La fiabilité bondit lorsqu’on ajoute du prompting structuré, de la génération augmentée par la recherche d’information (RAG), du fine-tuning ciblé et des API d’appel d’outils, que nous explorerons dans le cours.
Parmi les autres techniques avancées, on trouve la génération augmentée par la recherche d’information (RAG), qui fournit au modèle des données pertinentes à grande échelle, le fine-tuning spécialisé, qui adapte les paramètres du modèle pour améliorer ses performances sur des tâches précises, et l’intégration d’outils externes. Plusieurs de ces techniques sont offertes directement dans des chatbots comme ChatGPT ou dans d’autres applications d’IA générative construites sur ces mêmes modèles et personnalisées pour des secteurs ou des cas d’usage précis.

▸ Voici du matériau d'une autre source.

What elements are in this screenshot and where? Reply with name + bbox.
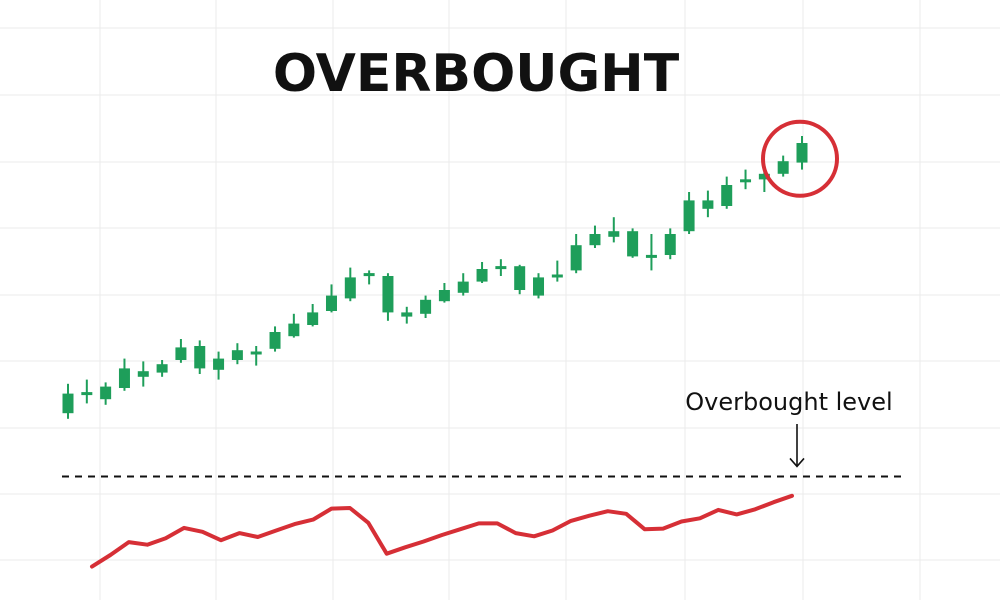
- candle-body: [533, 277, 545, 296]
- candle-body: [664, 234, 676, 255]
- candle-body: [476, 269, 488, 282]
- candle-body: [777, 161, 789, 174]
- candle: [269, 326, 281, 352]
- candle: [645, 234, 657, 271]
- candle-body: [627, 231, 639, 257]
- candle-body: [758, 173, 770, 180]
- candle-body: [175, 347, 187, 360]
- candle: [194, 340, 206, 374]
- candle: [721, 176, 733, 209]
- candle-body: [645, 254, 657, 258]
- candle-body: [514, 266, 526, 290]
- candle: [420, 295, 432, 318]
- candle: [627, 228, 639, 258]
- chart-title: OVERBOUGHT: [273, 44, 680, 104]
- candle: [81, 379, 93, 404]
- annotation-arrow: [789, 424, 805, 468]
- candle: [401, 306, 413, 324]
- arrow-head: [789, 457, 805, 468]
- candle-body: [740, 179, 752, 183]
- candle-body: [213, 358, 225, 370]
- candle-body: [62, 393, 74, 414]
- candle: [702, 190, 714, 218]
- candle: [175, 339, 187, 363]
- candle: [551, 260, 563, 282]
- candle: [382, 273, 394, 321]
- candle: [62, 383, 74, 419]
- candle-body: [495, 266, 507, 270]
- candle-body: [156, 364, 168, 373]
- candle: [344, 267, 356, 302]
- candle: [213, 351, 225, 380]
- candle: [796, 136, 808, 170]
- candle-body: [438, 290, 450, 302]
- candle-body: [382, 276, 394, 313]
- candle: [664, 228, 676, 260]
- candle: [118, 358, 130, 391]
- candle: [457, 273, 469, 296]
- candle: [288, 313, 300, 338]
- highlight-circle-group: [761, 119, 839, 198]
- price-candles: [62, 136, 808, 419]
- oscillator-line: [90, 493, 794, 569]
- candle: [363, 270, 375, 285]
- highlight-circle: [761, 119, 839, 198]
- candle: [231, 343, 243, 365]
- candle: [589, 225, 601, 248]
- candle-body: [721, 185, 733, 206]
- candle-body: [420, 299, 432, 314]
- candle-body: [608, 231, 620, 237]
- candle: [100, 382, 112, 405]
- annotation-label: Overbought level: [685, 388, 892, 416]
- candle: [137, 361, 149, 387]
- candle: [250, 346, 262, 366]
- candle: [307, 304, 319, 327]
- candle-body: [344, 277, 356, 299]
- candle-body: [137, 371, 149, 377]
- candle: [438, 283, 450, 303]
- candle-body: [288, 323, 300, 337]
- candle-body: [325, 295, 337, 311]
- candle-body: [363, 273, 375, 277]
- candle: [495, 259, 507, 276]
- candle-body: [118, 368, 130, 388]
- candle: [514, 264, 526, 295]
- candle-body: [269, 332, 281, 349]
- candle-body: [100, 386, 112, 400]
- candle-body: [457, 281, 469, 293]
- candle: [608, 217, 620, 243]
- candle: [777, 155, 789, 177]
- candle-body: [401, 312, 413, 317]
- candle-body: [194, 346, 206, 369]
- candle: [325, 284, 337, 313]
- candle: [740, 169, 752, 190]
- candle-body: [589, 234, 601, 246]
- candle-body: [231, 350, 243, 360]
- candle-body: [702, 200, 714, 209]
- candle-body: [796, 143, 808, 163]
- candle-body: [307, 312, 319, 325]
- candle-body: [570, 245, 582, 271]
- candle: [570, 234, 582, 274]
- candle-body: [81, 392, 93, 396]
- candle: [683, 192, 695, 234]
- candle: [476, 262, 488, 283]
- candle-body: [250, 351, 262, 355]
- candle-body: [551, 274, 563, 278]
- candle: [533, 273, 545, 299]
- candle-body: [683, 200, 695, 232]
- candle: [156, 360, 168, 377]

Néanmoins, il reste crucial de savoir exactement quand faire confiance à un LLM et quand vérifier son output. Ce scepticisme sélectif, combiné à une utilisation habile et au bon choix de modèle d’IA ou d’application d’IA, peut transformer une intelligence imparfaite en un assistant incroyablement utile.
Conclusion
Certains modèles ou certaines applications personnalisées construites sur ceux-ci sont beaucoup plus performants et fiables pour certaines tâches que d’autres modèles. Mais avec de nouveaux modèles et outils à la fine pointe qui sortent chaque jour, suivre leur évolution et choisir le meilleur pour votre tâche est loin d’être facile!
Qu’est-ce que cela signifie pour vous? Une occasion. Ces lacunes sont votre occasion : maîtrisez chaque faiblesse, choisissez le bon modèle et concevez la colle technique qui le relie aux workflows de votre domaine.
Merci d’avoir lu!
FAQ
Qu’est-ce que les LLMs apprennent vraiment?
Ils apprennent des patterns statistiques qui les aident à prédire le langage et les comportements, et non une compréhension humaine du monde ancrée dans la réalité.
Pourquoi les LLMs se trompent-ils avec assurance?
Ils sont optimisés pour produire du texte probable. Une réponse plausible peut donc apparaître même lorsque le modèle n’a aucune preuve.
Comment les builders devraient-ils gérer les faiblesses des LLMs?
Utilisez la recherche d’information, des évaluations, des contraintes, du monitoring et de la révision humaine lorsque les erreurs créeraient un véritable risque.
Comment la date de coupure des connaissances affecte-t-elle un LLM?
Sans accès à des sources externes à jour, le modèle ne peut pas connaître de façon fiable les événements ou les changements survenus après ses données d’entraînement.
Pourquoi l’ancrage ne règle-t-il que partiellement les hallucinations?
Des preuves pertinentes aident, mais la recherche peut omettre de l’information et le modèle peut encore mal l’interpréter ou l’ignorer.
Pourquoi les LLMs ont-ils du mal avec la chronologie?
Les LLMs apprennent les relations temporelles statistiquement à partir du texte plutôt que par expérience directe. Ils peuvent donc encore confondre les dates, l’ordre des événements ainsi que les causes et les effets.